Den will Sie küssen, – mit dem will Sie pappeln –
und hinten, – ganz hinten, – lässt Sie den armen, alten Gatten zappeln.
(Der Vortragende zieht hierbei an der Schnur des Hampelmanns)
10.
Hier ist ein Herr vom Sittlichkeitsvereine, –
der ist ja brav, – da meidet das Gemeine. –
Was hat wohl solch ein Mann in seinem Schädel?
Ich fand in seinem Kopf ein hübsches Mädel.
Hier die Adresse einer Balletteuse –
und hier 'nen Katalog von 'ner Masseuse –
hier „Cleo“ vom Berliner Wintergarten –
und hinten, ganz hinten, – 'ne ganze Menge verbot'ne Ansichtskarten.
11.
Der deutsche Michel hier, der arme Sünder,
die Frau Germania hat von ihm zwei Kinder.
Ein Zivilist, der ungewöhnlich dünn ist –
und ein Soldat, in dem 'ne Menge drin ist.
Die stecken ihm im Kopf, die machen Sorgen.
Für den Soldat muss zahlen er und borgen.
Er denkt ans Geld, um ihn gut auszurüsten –
und hinten – ganz hinten – der steckt ein bisschen für den Zivilisten.
12.
Wir es der Kopf von einem Nordpolfahrer,
der ist verrückt, er glaubt, am Nordpol war er.
Die Nordpolspitze steckt im Kopf, er hat se.
Hier kann man seh'n, die Fahrt für die Katze
'ne Riesenente hab ich drin gefunden –
hier ist der Bär, den er uns auf gebunden.
Hier ist der Ochs, der glaubt ein sein Gemogel.
Und hinten, – ganz hinten, – sieht man genau, der Kerl der hat 'nen Vogel.
13.
(Es erhöht die Wirkung, wenn der Vortragende zum Schluss seinen eigenen Kopf zeigt. Wie aus den folgenden Strophen hervorgeht, braucht er nicht sonderlich ähnlich zu sein)
Nun bitt' ich, dürfen Sie nicht bös auf mich sein –
jetzt kommt ein Kopf – der Kopf soll nämlich ich sein. –
So ähnlich, wie der Schädel ist mir keiner –
der Kopf ist mir viel ähnlicher als meiner.

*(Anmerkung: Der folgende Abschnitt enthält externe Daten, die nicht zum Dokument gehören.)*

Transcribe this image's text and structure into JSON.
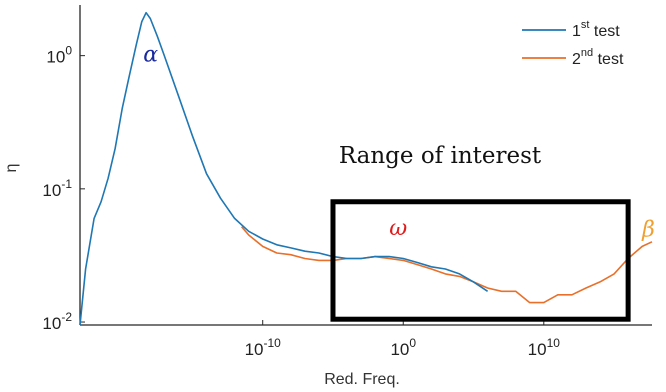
{
  "chart_data": {
    "type": "line",
    "xlabel": "Red. Freq.",
    "ylabel": "η",
    "x_scale": "log",
    "y_scale": "log",
    "xlim": [
      1e-23,
      5e+17
    ],
    "ylim": [
      0.0095,
      2.4
    ],
    "x_ticks": [
      {
        "value": 1e-10,
        "label_base": "10",
        "label_exp": "-10"
      },
      {
        "value": 1,
        "label_base": "10",
        "label_exp": "0"
      },
      {
        "value": 10000000000.0,
        "label_base": "10",
        "label_exp": "10"
      }
    ],
    "y_ticks": [
      {
        "value": 0.01,
        "label_base": "10",
        "label_exp": "-2"
      },
      {
        "value": 0.1,
        "label_base": "10",
        "label_exp": "-1"
      },
      {
        "value": 1,
        "label_base": "10",
        "label_exp": "0"
      }
    ],
    "grid": false,
    "legend_position": "top-right",
    "series": [
      {
        "name_base": "1",
        "name_sup": "st",
        "name_rest": " test",
        "color": "#1f77b4",
        "points": [
          [
            -23.0,
            0.0095
          ],
          [
            -22.6,
            0.025
          ],
          [
            -22.0,
            0.06
          ],
          [
            -21.5,
            0.08
          ],
          [
            -21.0,
            0.12
          ],
          [
            -20.5,
            0.2
          ],
          [
            -20.0,
            0.4
          ],
          [
            -19.5,
            0.7
          ],
          [
            -19.0,
            1.2
          ],
          [
            -18.6,
            1.8
          ],
          [
            -18.3,
            2.1
          ],
          [
            -18.0,
            1.9
          ],
          [
            -17.5,
            1.4
          ],
          [
            -17.0,
            1.0
          ],
          [
            -16.0,
            0.5
          ],
          [
            -15.0,
            0.25
          ],
          [
            -14.0,
            0.13
          ],
          [
            -13.0,
            0.085
          ],
          [
            -12.0,
            0.06
          ],
          [
            -11.0,
            0.048
          ],
          [
            -10.0,
            0.042
          ],
          [
            -9.0,
            0.038
          ],
          [
            -8.0,
            0.036
          ],
          [
            -7.0,
            0.034
          ],
          [
            -6.0,
            0.033
          ],
          [
            -5.0,
            0.031
          ],
          [
            -4.0,
            0.03
          ],
          [
            -3.0,
            0.03
          ],
          [
            -2.0,
            0.031
          ],
          [
            -1.0,
            0.031
          ],
          [
            0.0,
            0.03
          ],
          [
            1.0,
            0.028
          ],
          [
            2.0,
            0.026
          ],
          [
            3.0,
            0.025
          ],
          [
            4.0,
            0.023
          ],
          [
            5.0,
            0.02
          ],
          [
            6.0,
            0.017
          ]
        ]
      },
      {
        "name_base": "2",
        "name_sup": "nd",
        "name_rest": " test",
        "color": "#e8702a",
        "points": [
          [
            -11.5,
            0.052
          ],
          [
            -11.0,
            0.045
          ],
          [
            -10.0,
            0.037
          ],
          [
            -9.0,
            0.033
          ],
          [
            -8.0,
            0.032
          ],
          [
            -7.0,
            0.03
          ],
          [
            -6.0,
            0.029
          ],
          [
            -5.0,
            0.029
          ],
          [
            -4.0,
            0.03
          ],
          [
            -3.0,
            0.03
          ],
          [
            -2.0,
            0.031
          ],
          [
            -1.0,
            0.03
          ],
          [
            0.0,
            0.029
          ],
          [
            1.0,
            0.027
          ],
          [
            2.0,
            0.025
          ],
          [
            3.0,
            0.023
          ],
          [
            4.0,
            0.022
          ],
          [
            5.0,
            0.02
          ],
          [
            6.0,
            0.018
          ],
          [
            7.0,
            0.017
          ],
          [
            8.0,
            0.017
          ],
          [
            9.0,
            0.014
          ],
          [
            10.0,
            0.014
          ],
          [
            11.0,
            0.016
          ],
          [
            12.0,
            0.016
          ],
          [
            13.0,
            0.018
          ],
          [
            14.0,
            0.02
          ],
          [
            15.0,
            0.023
          ],
          [
            16.0,
            0.03
          ],
          [
            17.0,
            0.037
          ],
          [
            17.7,
            0.04
          ]
        ]
      }
    ],
    "annotations": {
      "range_label": "Range of interest",
      "range_box_x": [
        1e-05,
        1e+16
      ],
      "range_box_y": [
        0.0105,
        0.08
      ],
      "alpha": "α",
      "alpha_color": "#1a2aa0",
      "alpha_at": [
        -18.5,
        0.9
      ],
      "omega": "ω",
      "omega_color": "#e01b1b",
      "omega_at": [
        -1.0,
        0.045
      ],
      "beta": "β",
      "beta_color": "#f0a030",
      "beta_at": [
        17.0,
        0.044
      ]
    }
  }
}
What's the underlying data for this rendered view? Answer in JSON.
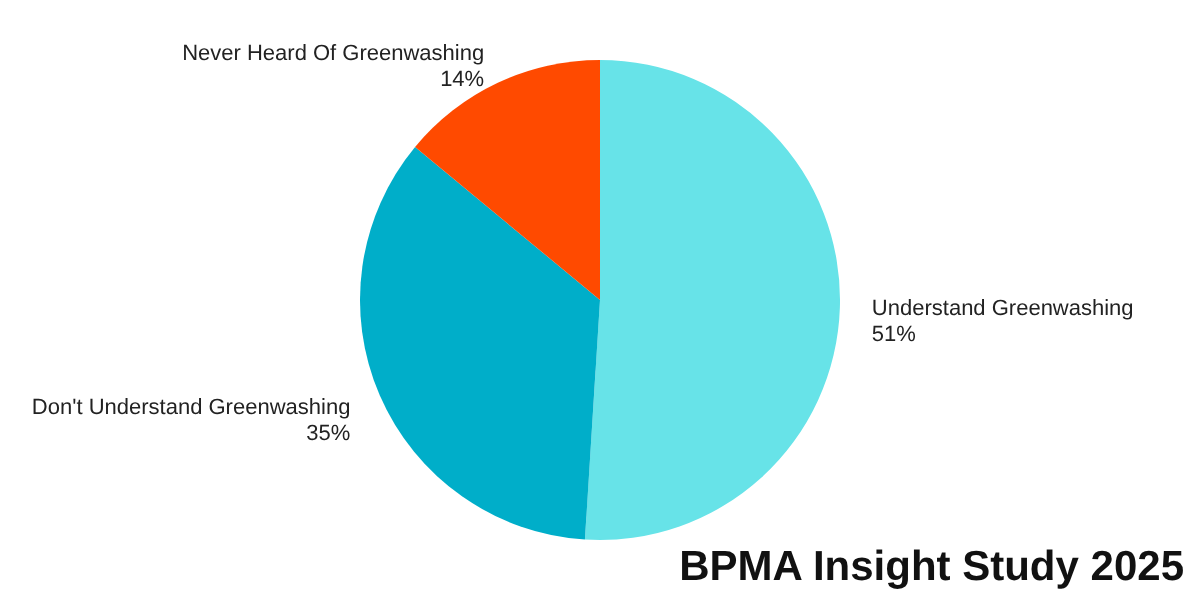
{
  "chart_data": {
    "type": "pie",
    "categories": [
      "Understand Greenwashing",
      "Don't Understand Greenwashing",
      "Never Heard Of Greenwashing"
    ],
    "values": [
      51,
      35,
      14
    ],
    "colors": [
      "#67e3e8",
      "#00aec9",
      "#ff4a00"
    ],
    "value_labels": [
      "51%",
      "35%",
      "14%"
    ],
    "annotations": [
      "BPMA Insight Study 2025"
    ],
    "legend": false
  }
}
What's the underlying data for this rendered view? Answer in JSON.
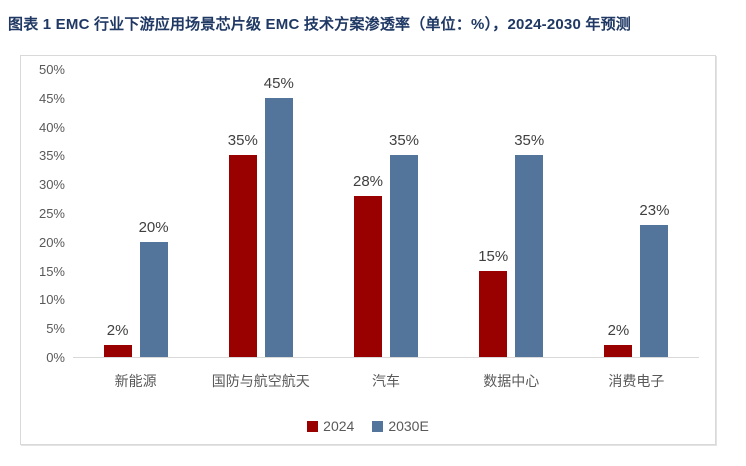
{
  "title": "图表 1 EMC 行业下游应用场景芯片级 EMC 技术方案渗透率（单位：%），2024-2030 年预测",
  "colors": {
    "title_text": "#1F3864",
    "axis_text": "#595959",
    "value_label_text": "#404040",
    "box_border": "#D9D9D9",
    "axis_line": "#D9D9D9",
    "series_2024": "#990000",
    "series_2030e": "#54759B"
  },
  "chart_data": {
    "type": "bar",
    "title": "图表 1 EMC 行业下游应用场景芯片级 EMC 技术方案渗透率（单位：%），2024-2030 年预测",
    "categories": [
      "新能源",
      "国防与航空航天",
      "汽车",
      "数据中心",
      "消费电子"
    ],
    "series": [
      {
        "name": "2024",
        "color": "#990000",
        "values": [
          2,
          35,
          28,
          15,
          2
        ],
        "labels": [
          "2%",
          "35%",
          "28%",
          "15%",
          "2%"
        ]
      },
      {
        "name": "2030E",
        "color": "#54759B",
        "values": [
          20,
          45,
          35,
          35,
          23
        ],
        "labels": [
          "20%",
          "45%",
          "35%",
          "35%",
          "23%"
        ]
      }
    ],
    "xlabel": "",
    "ylabel": "",
    "ylim": [
      0,
      50
    ],
    "y_ticks": {
      "values": [
        50,
        45,
        40,
        35,
        30,
        25,
        20,
        15,
        10,
        5,
        0
      ],
      "labels": [
        "50%",
        "45%",
        "40%",
        "35%",
        "30%",
        "25%",
        "20%",
        "15%",
        "10%",
        "5%",
        "0%"
      ]
    },
    "grid": false,
    "legend_position": "bottom"
  }
}
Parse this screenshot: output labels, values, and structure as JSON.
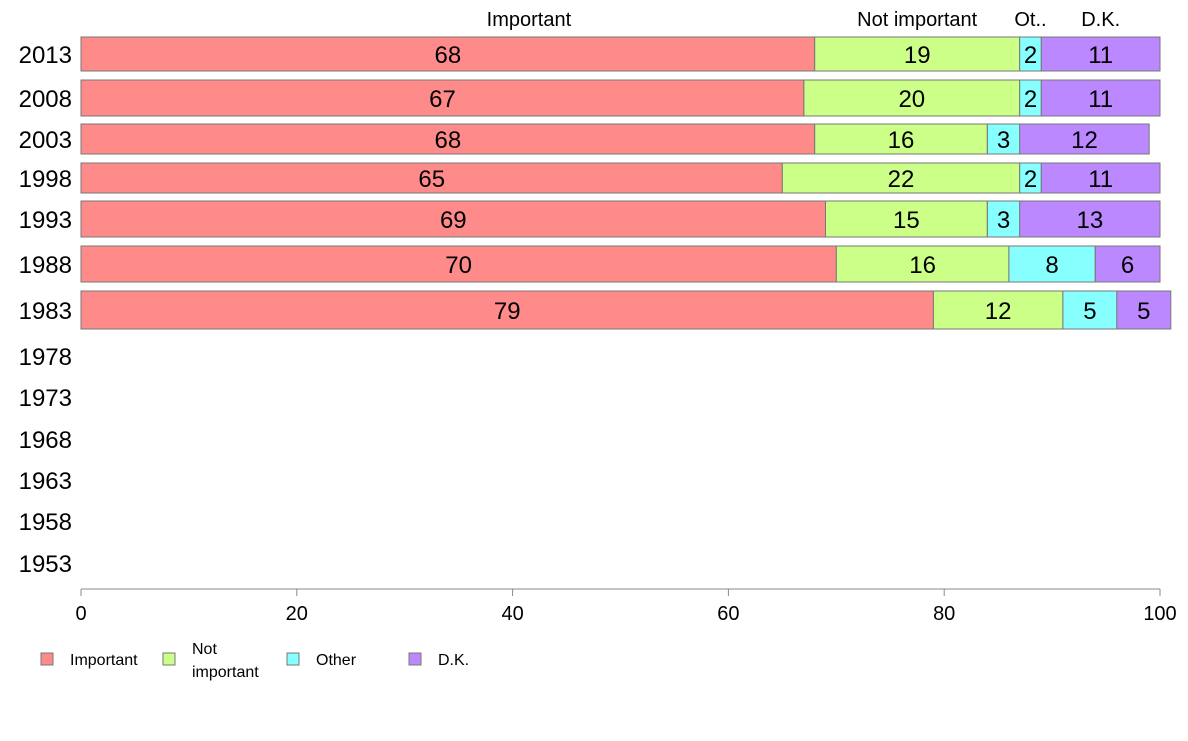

Ich habe nichts im Kopf, als faule Witze –
'ne Menge Stroh und Kohl – und etwas Grütze. –
(Nimmt hierbei etwas Grütze aus dem Kopf und streut sie wieder hinein)
'ne Menge Unsinn und sehr wenig Klarheit –
doch hinten – ganz hinten – da steckt vielleicht ein kleines Körnchen Wahrheit.